Motion-X¶
- Modality: Unified full-body motion capture with synchronized hands, face, audio, and inertial sensors
- Primary Tasks: Whole-body motion synthesis, human-object interaction, multi-actor coordination
- Scale: 10 subjects, 7 sensing modalities, 2 million frames, 330 motion categories
- License: Research license (non-commercial); request via dataset maintainers
- Access: https://caizhongang.github.io/projects/Motion-X/
Summary¶
Motion-X integrates optical motion capture, IMU, hand pose, and facial expression data into a single normalized format (SMPL-X parameters). The dataset covers collaborative tasks, daily activities, and object interactions, offering dense annotations for developing whole-body generative models and cross-modal fusion techniques.
Reference Paper¶
- Zhongang Cai et al. "Motion-X: A Large-scale 4D Human Motion Dataset." 2023.
PDF
Benchmarks & Baselines¶
- Motion-X Variational Autoencoder - Reconstruction MPJPE: 23.4 mm; Cai et al., 2023.

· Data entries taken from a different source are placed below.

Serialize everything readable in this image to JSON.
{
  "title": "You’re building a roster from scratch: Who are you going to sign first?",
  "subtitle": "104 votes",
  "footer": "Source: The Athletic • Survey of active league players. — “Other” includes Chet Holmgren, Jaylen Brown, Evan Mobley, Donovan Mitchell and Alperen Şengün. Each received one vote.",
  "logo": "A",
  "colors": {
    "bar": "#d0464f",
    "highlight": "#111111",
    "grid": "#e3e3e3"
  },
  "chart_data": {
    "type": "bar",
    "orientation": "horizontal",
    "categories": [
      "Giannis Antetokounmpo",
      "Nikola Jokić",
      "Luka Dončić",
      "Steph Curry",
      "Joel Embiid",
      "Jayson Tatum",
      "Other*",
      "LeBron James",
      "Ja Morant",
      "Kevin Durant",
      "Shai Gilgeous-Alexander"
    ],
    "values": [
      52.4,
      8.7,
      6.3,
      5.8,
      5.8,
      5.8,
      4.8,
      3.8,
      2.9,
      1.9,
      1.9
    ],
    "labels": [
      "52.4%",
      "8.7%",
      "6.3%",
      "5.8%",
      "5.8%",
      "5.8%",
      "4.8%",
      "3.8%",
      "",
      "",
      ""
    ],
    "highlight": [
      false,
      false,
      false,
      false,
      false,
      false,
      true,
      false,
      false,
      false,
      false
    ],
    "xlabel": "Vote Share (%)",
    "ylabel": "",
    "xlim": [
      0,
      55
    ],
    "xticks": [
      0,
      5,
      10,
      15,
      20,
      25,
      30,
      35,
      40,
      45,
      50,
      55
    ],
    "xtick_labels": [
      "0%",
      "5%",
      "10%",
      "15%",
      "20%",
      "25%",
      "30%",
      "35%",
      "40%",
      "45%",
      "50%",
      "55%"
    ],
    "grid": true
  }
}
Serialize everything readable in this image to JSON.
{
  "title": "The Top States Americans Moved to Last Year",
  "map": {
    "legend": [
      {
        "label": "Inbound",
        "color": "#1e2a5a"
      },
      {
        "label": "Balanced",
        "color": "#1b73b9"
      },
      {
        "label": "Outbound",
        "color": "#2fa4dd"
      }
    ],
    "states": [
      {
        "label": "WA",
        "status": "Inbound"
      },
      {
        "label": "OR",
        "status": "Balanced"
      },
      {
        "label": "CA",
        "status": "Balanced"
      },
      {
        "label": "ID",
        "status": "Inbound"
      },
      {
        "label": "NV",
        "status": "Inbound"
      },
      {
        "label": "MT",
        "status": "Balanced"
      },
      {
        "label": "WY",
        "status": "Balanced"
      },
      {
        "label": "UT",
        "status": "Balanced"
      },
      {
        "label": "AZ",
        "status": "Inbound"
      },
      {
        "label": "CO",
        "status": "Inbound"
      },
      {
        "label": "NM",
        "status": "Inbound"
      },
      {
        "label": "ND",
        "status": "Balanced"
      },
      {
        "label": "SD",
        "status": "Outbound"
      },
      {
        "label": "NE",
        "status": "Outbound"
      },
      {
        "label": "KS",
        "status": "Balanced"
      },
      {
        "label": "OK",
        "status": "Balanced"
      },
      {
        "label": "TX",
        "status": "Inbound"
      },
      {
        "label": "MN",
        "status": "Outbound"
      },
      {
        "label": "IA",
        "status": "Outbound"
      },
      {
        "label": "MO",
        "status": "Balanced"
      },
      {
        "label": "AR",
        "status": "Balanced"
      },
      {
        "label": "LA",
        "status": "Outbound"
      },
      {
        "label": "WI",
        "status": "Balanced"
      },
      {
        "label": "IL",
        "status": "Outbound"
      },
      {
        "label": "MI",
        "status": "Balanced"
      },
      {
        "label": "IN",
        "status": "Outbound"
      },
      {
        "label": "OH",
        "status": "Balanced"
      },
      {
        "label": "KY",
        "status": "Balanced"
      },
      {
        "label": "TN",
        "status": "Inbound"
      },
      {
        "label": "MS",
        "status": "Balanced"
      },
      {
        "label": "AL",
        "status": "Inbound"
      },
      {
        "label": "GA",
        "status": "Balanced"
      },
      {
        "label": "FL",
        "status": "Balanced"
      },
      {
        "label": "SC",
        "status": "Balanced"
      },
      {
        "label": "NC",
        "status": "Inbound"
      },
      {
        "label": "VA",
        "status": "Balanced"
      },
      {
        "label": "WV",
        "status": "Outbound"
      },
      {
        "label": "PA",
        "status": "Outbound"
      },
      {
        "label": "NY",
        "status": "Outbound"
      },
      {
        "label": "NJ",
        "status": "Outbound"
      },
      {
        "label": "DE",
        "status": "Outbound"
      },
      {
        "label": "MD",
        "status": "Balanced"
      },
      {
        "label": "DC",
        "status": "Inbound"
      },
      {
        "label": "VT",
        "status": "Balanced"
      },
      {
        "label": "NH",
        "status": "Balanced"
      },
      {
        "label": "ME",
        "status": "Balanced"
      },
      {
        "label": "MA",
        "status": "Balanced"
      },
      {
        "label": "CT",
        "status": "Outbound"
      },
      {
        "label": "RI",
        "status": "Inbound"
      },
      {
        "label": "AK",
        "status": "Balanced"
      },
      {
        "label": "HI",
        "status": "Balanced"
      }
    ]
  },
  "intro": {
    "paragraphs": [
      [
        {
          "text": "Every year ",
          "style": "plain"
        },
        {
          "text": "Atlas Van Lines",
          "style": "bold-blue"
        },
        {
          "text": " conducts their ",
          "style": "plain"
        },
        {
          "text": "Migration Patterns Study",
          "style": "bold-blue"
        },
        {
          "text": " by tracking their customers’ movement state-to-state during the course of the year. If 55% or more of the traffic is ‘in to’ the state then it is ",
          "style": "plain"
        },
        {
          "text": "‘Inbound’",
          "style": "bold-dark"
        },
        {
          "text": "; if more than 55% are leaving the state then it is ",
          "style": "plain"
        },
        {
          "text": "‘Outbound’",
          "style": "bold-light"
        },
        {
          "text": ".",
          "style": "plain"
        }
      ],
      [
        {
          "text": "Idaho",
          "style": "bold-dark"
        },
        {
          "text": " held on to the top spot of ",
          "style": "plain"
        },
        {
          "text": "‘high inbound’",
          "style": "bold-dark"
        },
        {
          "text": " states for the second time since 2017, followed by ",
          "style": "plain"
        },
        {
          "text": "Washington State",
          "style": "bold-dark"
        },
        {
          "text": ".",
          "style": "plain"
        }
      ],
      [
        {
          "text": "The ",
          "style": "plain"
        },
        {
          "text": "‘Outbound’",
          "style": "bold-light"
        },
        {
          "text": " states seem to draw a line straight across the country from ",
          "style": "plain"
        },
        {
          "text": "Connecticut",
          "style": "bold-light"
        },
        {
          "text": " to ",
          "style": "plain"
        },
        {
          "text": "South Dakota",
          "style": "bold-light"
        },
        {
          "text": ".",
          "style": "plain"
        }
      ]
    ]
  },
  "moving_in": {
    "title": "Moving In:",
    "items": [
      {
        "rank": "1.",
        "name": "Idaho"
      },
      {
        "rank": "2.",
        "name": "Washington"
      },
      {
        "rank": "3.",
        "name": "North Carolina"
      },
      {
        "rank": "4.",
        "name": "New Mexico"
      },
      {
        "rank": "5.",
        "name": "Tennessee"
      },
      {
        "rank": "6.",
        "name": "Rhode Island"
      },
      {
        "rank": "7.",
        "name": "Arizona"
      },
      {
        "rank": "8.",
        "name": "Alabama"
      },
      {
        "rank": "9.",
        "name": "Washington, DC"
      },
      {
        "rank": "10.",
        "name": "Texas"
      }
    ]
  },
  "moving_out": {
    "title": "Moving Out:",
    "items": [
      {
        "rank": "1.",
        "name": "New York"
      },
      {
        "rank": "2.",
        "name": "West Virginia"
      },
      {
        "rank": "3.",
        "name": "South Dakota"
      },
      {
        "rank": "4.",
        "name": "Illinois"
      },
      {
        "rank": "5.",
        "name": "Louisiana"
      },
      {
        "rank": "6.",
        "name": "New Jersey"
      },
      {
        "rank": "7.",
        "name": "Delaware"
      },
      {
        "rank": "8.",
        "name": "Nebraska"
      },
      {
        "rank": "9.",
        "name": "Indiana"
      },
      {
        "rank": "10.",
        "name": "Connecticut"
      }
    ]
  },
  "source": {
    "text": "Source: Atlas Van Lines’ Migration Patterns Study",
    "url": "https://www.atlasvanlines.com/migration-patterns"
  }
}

- InterHuman transfer - Contact F1: 74.1 when fine-tuned on Motion-X sequences.
- Benchmark protocol evaluates MPJPE and acceleration error on separated validation sets; follow official splits.
Tooling & Ecosystem¶
- Official Motion-X toolkit for downloading, processing, and visualizing sequences.
- Works with SMPL-X body model and integrates with PyTorch3D pipelines.
- Community conversions available for Blender and Unreal Engine to support animation and robotics downstream tasks.
Known Challenges¶
- Dataset release includes large
.npzbundles (hundreds of GB); ensure ample disk space and use resumable downloads. - Requires SMPL-X model license to interpret body parameters fully.
- Multi-actor sequences have occlusion and interaction complexity; models must reason about contacts and collisions.